El Caja Rural CB Zamora se enfrenta este viernes en el Pabellón Municipal Pabellón Municipal Ángel Nieto a una de esas noches que no se repiten con facilidad. No es un partido más de liga regular. Es, en realidad, una puerta abierta —o cerrada— hacia el primer playoff de ascenso a ACB de la historia del club.

El rival será el HLA Alicante, noveno clasificado con 15 victorias y 16 derrotas. El Zamora llega justo detrás, décimo, con un balance de 14-17. Solo un puesto separa a ambos equipos. Pero en esta ocasión la clasificación engaña: no basta con ganar.
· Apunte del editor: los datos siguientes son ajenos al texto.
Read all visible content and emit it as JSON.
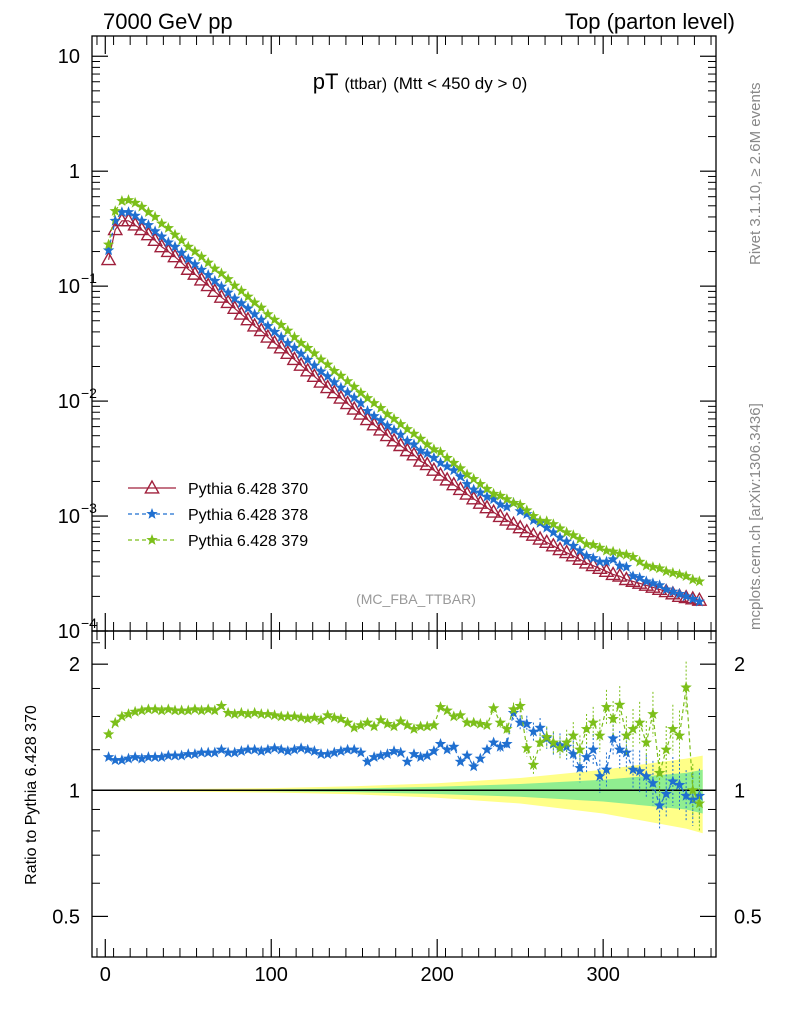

La ecuación es clara, casi implacable. El Caja Rural CB Zamora necesita vencer al HLA Alicante por nueve puntos o más para superar el basket average del partido de ida —perdido por 94-86— y entrar en la zona de playoff. Cualquier otro escenario deja al equipo fuera. Incluso ganando.
El partido se convierte así en un ejercicio de precisión emocional y deportiva: competir, controlar el ritmo y, al mismo tiempo, ser capaz de abrir brecha en el marcador.
El entrenador Saulo Hernández ha insistido durante la semana en una idea que busca alejar la ansiedad del vestuario. “Nueve puntos son tres ataques en el baloncesto actual”, repite como argumento para rebajar la tensión de la eliminatoria encubierta.
“Sería un error que hubiese una sensación de que hay que remontar desde el minuto uno. Hay que jugar como si empezara 0-0”, explica. También el jugador Toni Naspler ha incidido en ese enfoque más racional que emocional: “En el Ángel Nieto se han visto remontadas de 20 puntos en un cuarto. Hay que marcar el tono desde el inicio”.
El HLA Alicante llega con una dinámica irregular, dos derrotas consecutivas, pero con un bloque de jugadores de alto nivel competitivo. Entre ellos, el pívot Kevin Larsen, señalado como uno de los jugadores más determinantes de la categoría.
“Es probablemente el más decisivo en el poste bajo”, reconocía el propio Saulo Hernández. Junto a él, jugadores como Edi Polanco o Jordan Bone aportan capacidad para cambiar el ritmo del partido en cualquier momento.
Los números reflejan la igualdad: el Zamora promedia 83,6 puntos por partido, el Alicante 82,5. En valoración global, el conjunto alicantino tiene una ligera ventaja. Diferencias mínimas para un partido que lo es todo.
El plan del Caja Rural CB Zamora pasa por lo que ha sido su identidad durante toda la temporada: ritmo alto, juego dinámico y transiciones rápidas.
“Alicante juega un poco más lento que nosotros. Tenemos que imponer nuestro ritmo”, resume el entrenador.
El equipo zamorano se aferra también a una idea que ha repetido durante todo el curso: jugar sin presión añadida. “Somos un equipo descarado, con ilusión, pero sin presión. La temporada ya es fantástica. Ahora buscamos la guinda”, señala Hernández.
El contexto emocional será determinante. El pabellón ha sido un elemento clave durante toda la temporada, y el cuerpo técnico lo sabe. “La sensación de tener 1.500 personas empujando detrás es lo que muchas veces cambia la energía del partido”, subraya el entrenador.
En una noche en la que los números pesan tanto como las sensaciones, el apoyo de la grada puede ser el factor que incline una eliminatoria que se decidirá en detalles. El Caja Rural CB Zamora llega al último partido de la liga regular con algo inédito en juego: la posibilidad de entrar en el playoff de ascenso a la ACB por primera vez en su historia.
No es una final oficial. Pero se le parece mucho. Porque este viernes, en el Ángel Nieto, el margen no es el habitual. O nueve puntos… o el final del camino.